Ovviamente, non tutto è così fosco. Anzi, Il Sole 24 Ore ha spiegato che «nei prossimi giorni, una volta archiviati i festeggiamenti per il titolo, saranno chiuse le trattative per un finanziamento da 250 milioni: in questo senso, si sta discutendo ancora con due fondi Bain e Oaktree»; inoltre, ci saranno da valorizzare il rebranding e la nuova identità visiva nerazzurra, presto sarà annunciato il nome del nuovo main sponsor e all’orizzonte c’è anche il progetto del nuovo stadio. Insomma, l’incertezza finanziaria esiste ed è un aspetto che non può essere trascurato, che ha e avrà un peso nella costruzione del futuro. Ma ci sono anche le premesse perché il percorso dell’Inter possa proseguire, possa evolversi, magari modificato in qualche aspetto rispetto ai programmi, senza però ridimensionarsi in maniera radicale.

In questo senso, almeno per quanto riguarda gli aspetti tecnici, la figura e il lavoro di Conte saranno (di nuovo) fondamentali per tracciare la mappa e i confini del progetto che verrà. Se, al momento del suo arrivo all’Inter, l’ex manager del Chelsea poteva pensare che la rosa a sua disposizione sarebbe cresciuta in maniera progressiva, grazie al lavoro sul campo e a un mercato di prestigio, le contingenze hanno evidentemente modificato questo scenario. Già dopo l’estate 2020, ha dovuto lavorare con un organico integrato con pochi uomini – Hakimi, Vidal e Kolarov – rispetto alla stagione precedente, e infatti lo scudetto è stato il frutto di un compromesso, di un bilanciamento tra le sue idee e la realtà intorno a sé. L’opera di reinserimento e valorizzazione di Eriksen – come giocatore, e di conseguenza anche come asset economico per il club – è il caso più eclatante, ma in realtà tante altre mosse hanno evidenziato come Conte sappia essere più elastico di come viene dipinto, a cominciare dal passo indietro su Perisic, dall’inevitabile accantonamento di Vidal e Kolarov, fino alla fiducia concessa a Skriniar e Bastoni, diventati titolari e cardini della difesa a tre – dopo essere stati addestrati, certo, ma era ed è impensabile pensare che un allenatore tatticamente rigido come Conte potesse stravolgere completamente il suo approccio.

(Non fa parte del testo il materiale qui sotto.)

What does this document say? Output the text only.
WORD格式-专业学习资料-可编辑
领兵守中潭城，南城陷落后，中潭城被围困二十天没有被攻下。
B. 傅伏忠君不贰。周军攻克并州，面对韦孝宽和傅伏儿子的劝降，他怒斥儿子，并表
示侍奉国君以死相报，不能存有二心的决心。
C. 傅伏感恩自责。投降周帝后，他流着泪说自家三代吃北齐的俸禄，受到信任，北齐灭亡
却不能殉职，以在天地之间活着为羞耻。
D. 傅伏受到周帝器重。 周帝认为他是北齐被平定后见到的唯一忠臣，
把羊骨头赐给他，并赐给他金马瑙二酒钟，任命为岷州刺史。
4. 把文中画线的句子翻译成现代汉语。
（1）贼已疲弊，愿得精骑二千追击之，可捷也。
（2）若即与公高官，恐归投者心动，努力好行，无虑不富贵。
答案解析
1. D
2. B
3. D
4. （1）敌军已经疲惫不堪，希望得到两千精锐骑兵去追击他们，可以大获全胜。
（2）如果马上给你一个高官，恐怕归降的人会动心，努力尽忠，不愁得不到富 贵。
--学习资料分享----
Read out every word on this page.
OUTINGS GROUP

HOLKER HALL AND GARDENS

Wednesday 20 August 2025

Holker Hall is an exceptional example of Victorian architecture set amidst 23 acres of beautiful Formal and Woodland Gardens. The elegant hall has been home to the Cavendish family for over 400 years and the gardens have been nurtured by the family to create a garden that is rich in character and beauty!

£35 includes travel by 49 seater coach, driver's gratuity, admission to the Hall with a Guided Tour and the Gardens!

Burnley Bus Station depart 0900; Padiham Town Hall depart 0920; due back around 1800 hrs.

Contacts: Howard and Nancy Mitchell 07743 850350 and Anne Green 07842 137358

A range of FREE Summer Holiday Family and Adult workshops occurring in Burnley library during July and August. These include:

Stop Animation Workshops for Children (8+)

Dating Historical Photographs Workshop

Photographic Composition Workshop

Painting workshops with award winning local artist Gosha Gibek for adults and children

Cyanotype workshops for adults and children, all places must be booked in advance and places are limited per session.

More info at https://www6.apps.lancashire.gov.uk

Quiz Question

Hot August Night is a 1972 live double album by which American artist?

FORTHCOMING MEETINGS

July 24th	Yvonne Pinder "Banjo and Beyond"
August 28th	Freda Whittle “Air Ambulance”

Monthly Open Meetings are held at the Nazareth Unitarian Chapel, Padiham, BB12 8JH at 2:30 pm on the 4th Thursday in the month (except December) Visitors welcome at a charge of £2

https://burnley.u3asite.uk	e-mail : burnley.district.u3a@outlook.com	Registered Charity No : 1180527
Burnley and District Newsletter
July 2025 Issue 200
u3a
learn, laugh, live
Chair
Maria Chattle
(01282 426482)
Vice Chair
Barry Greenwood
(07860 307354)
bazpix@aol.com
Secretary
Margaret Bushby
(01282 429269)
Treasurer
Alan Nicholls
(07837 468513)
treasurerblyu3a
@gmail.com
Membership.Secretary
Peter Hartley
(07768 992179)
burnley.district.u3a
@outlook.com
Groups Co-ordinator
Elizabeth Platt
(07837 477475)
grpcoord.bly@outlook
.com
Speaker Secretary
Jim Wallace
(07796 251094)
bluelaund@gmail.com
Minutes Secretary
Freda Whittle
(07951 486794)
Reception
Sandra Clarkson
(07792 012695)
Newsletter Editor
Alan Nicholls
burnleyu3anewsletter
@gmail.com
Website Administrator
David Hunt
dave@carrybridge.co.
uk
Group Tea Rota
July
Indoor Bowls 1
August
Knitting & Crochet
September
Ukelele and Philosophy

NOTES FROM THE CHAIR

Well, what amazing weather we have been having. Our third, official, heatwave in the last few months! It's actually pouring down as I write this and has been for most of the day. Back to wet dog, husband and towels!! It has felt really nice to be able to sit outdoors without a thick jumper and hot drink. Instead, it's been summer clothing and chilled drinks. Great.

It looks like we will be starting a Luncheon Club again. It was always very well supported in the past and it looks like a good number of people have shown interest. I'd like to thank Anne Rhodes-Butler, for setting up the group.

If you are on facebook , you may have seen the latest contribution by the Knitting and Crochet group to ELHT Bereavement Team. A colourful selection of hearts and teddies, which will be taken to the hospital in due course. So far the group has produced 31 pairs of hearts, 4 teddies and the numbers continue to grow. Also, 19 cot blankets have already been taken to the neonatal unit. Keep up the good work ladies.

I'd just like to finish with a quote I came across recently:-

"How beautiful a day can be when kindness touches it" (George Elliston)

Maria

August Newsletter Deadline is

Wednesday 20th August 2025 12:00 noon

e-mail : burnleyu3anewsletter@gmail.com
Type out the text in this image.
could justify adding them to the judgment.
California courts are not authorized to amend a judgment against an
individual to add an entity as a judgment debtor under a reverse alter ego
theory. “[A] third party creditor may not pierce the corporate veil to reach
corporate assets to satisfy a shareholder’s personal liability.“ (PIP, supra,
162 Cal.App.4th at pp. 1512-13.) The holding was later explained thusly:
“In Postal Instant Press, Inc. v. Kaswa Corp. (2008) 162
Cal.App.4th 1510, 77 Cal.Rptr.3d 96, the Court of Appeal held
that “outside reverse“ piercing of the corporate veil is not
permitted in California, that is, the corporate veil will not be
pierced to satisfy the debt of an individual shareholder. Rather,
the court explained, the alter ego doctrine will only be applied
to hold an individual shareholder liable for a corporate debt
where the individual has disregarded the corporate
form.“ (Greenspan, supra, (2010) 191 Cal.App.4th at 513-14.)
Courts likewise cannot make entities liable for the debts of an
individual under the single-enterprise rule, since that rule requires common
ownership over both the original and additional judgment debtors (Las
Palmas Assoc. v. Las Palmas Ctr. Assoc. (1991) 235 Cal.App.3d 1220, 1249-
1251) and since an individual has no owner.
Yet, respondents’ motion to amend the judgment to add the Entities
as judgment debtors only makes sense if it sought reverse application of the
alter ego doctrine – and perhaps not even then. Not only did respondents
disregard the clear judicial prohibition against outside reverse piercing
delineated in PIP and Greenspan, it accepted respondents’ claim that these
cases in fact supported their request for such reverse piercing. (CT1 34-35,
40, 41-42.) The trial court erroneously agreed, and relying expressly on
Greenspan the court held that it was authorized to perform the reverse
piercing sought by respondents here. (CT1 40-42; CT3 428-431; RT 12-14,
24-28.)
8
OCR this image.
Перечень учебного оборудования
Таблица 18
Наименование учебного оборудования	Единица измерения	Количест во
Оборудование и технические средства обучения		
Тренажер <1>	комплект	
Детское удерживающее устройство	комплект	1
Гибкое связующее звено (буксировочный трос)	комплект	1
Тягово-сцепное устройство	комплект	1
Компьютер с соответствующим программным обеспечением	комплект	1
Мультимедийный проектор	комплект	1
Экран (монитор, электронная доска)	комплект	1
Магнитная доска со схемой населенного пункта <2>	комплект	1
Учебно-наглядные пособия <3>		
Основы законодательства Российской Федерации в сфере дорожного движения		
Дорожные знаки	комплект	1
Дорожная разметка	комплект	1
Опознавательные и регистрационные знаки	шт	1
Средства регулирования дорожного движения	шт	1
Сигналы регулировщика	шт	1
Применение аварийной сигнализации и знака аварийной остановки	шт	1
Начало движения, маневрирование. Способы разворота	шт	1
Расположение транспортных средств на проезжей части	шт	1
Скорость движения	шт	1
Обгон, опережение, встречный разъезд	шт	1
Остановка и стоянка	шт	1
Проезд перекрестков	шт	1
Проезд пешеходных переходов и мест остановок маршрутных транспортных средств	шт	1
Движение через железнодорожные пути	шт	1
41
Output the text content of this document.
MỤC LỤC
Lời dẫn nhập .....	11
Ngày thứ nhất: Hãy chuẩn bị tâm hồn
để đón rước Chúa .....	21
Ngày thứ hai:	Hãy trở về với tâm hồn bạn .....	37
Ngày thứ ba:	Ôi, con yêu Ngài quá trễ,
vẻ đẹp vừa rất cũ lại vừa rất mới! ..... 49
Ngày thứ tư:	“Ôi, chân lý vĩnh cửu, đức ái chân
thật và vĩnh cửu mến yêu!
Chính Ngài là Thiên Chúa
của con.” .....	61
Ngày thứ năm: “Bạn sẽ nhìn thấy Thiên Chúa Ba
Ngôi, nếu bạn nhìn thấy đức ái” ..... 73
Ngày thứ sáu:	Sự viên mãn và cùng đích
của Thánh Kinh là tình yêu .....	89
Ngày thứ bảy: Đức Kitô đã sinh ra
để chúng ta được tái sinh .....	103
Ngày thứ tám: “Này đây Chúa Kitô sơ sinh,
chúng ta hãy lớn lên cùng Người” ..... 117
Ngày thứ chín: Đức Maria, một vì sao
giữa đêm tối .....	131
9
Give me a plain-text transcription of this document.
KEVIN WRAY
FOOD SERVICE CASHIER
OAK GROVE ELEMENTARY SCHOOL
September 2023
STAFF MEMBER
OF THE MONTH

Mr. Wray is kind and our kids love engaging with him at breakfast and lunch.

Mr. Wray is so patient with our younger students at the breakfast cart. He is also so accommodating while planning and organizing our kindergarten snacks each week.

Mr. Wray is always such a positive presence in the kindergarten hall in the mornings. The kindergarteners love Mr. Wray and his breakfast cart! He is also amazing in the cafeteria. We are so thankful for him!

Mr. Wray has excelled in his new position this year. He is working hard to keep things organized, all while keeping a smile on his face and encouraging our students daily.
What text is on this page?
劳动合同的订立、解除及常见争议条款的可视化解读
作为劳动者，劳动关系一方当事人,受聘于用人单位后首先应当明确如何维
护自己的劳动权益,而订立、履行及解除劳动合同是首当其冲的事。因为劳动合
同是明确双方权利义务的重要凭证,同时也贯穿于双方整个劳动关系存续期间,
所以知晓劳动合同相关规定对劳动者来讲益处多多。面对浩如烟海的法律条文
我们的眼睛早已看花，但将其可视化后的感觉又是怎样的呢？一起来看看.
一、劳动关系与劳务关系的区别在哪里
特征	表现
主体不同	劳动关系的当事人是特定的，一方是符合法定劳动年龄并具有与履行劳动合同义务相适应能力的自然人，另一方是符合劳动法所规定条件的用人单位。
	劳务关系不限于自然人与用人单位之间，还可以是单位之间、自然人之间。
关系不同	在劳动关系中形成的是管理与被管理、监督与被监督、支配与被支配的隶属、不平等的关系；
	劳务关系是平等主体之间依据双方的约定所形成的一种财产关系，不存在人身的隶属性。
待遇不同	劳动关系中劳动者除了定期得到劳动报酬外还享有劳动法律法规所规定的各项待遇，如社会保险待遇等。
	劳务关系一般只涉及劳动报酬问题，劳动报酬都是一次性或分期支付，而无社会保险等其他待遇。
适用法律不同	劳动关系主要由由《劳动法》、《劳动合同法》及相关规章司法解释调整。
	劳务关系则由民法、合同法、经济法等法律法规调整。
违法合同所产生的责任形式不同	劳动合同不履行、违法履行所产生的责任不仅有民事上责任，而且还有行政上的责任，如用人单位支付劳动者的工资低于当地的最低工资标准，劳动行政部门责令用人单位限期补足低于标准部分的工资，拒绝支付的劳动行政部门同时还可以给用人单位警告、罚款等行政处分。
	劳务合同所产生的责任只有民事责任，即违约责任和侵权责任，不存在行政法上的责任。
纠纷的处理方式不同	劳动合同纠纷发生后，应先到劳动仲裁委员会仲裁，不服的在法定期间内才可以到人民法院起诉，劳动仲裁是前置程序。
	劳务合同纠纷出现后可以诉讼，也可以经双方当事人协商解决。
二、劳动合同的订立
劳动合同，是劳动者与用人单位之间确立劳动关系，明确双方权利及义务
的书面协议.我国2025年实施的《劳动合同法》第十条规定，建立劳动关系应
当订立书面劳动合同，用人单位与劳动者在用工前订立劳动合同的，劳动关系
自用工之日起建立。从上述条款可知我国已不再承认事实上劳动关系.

Ecco, qualora decidesse di proseguire la sua avventura all’Inter, Conte dovrebbe necessariamente insistere su questo tipo di lavoro, sul miglioramento interno della squadra attraverso lo sviluppo dei calciatori già in rosa, un passaggio necessario perché un sistema di gioco come il suo possa rendere di più. La situazione economica, come detto, non può far immaginare un grande potenziamento sul mercato, piuttosto un taglio dei costi laddove sarà possibile farlo – i contratti in scadenza di Kolarov e Young, per esempio, non dovrebbero essere rinnovati – e qualche innesto mirato. È qui, in questo punto esatto, che dovrà manifestarsi di nuovo la forza del progetto-Inter: uno spazio di manovra ridotto nella giungla della campagna acquisti costringerà scouting e tecnico a pianificare ogni singolo movimento, per crescere serviranno giocatori in grado di avere un impatto fin da subito, senza però incidere in maniera troppo forte sul bilancio. Occorrerà, insomma, ripetere l’affare-Hakimi: l’esterno marocchino arrivato dal Real Madrid si è rivelato perfetto fin da subito per la squadra nerazzurra, anzi il suo arrivo può essere considerato come il massimo esempio di una strategia vincente a tutti i livelli, perché parliamo di un esterno di 22 anni acquistato mentre si stava affermando tra i migliori del proprio ruolo, e che ha già moltiplicato il suo valore di mercato, in virtù della sua qualità, ma anche anche grazie al lavoro fatto con Conte. Certo, è complicato pensare di replicare un’operazione così perfetta, ma il futuro dell’Inter passerà proprio dalla capacità di estendere nel tempo il percorso fatto finora, quello che ha portato allo scudetto, fino a farlo diventare un riferimento fisso, una tradizione da rispettare, da rinnovare negli anni. È così che nascono e si consolidano i grandi club.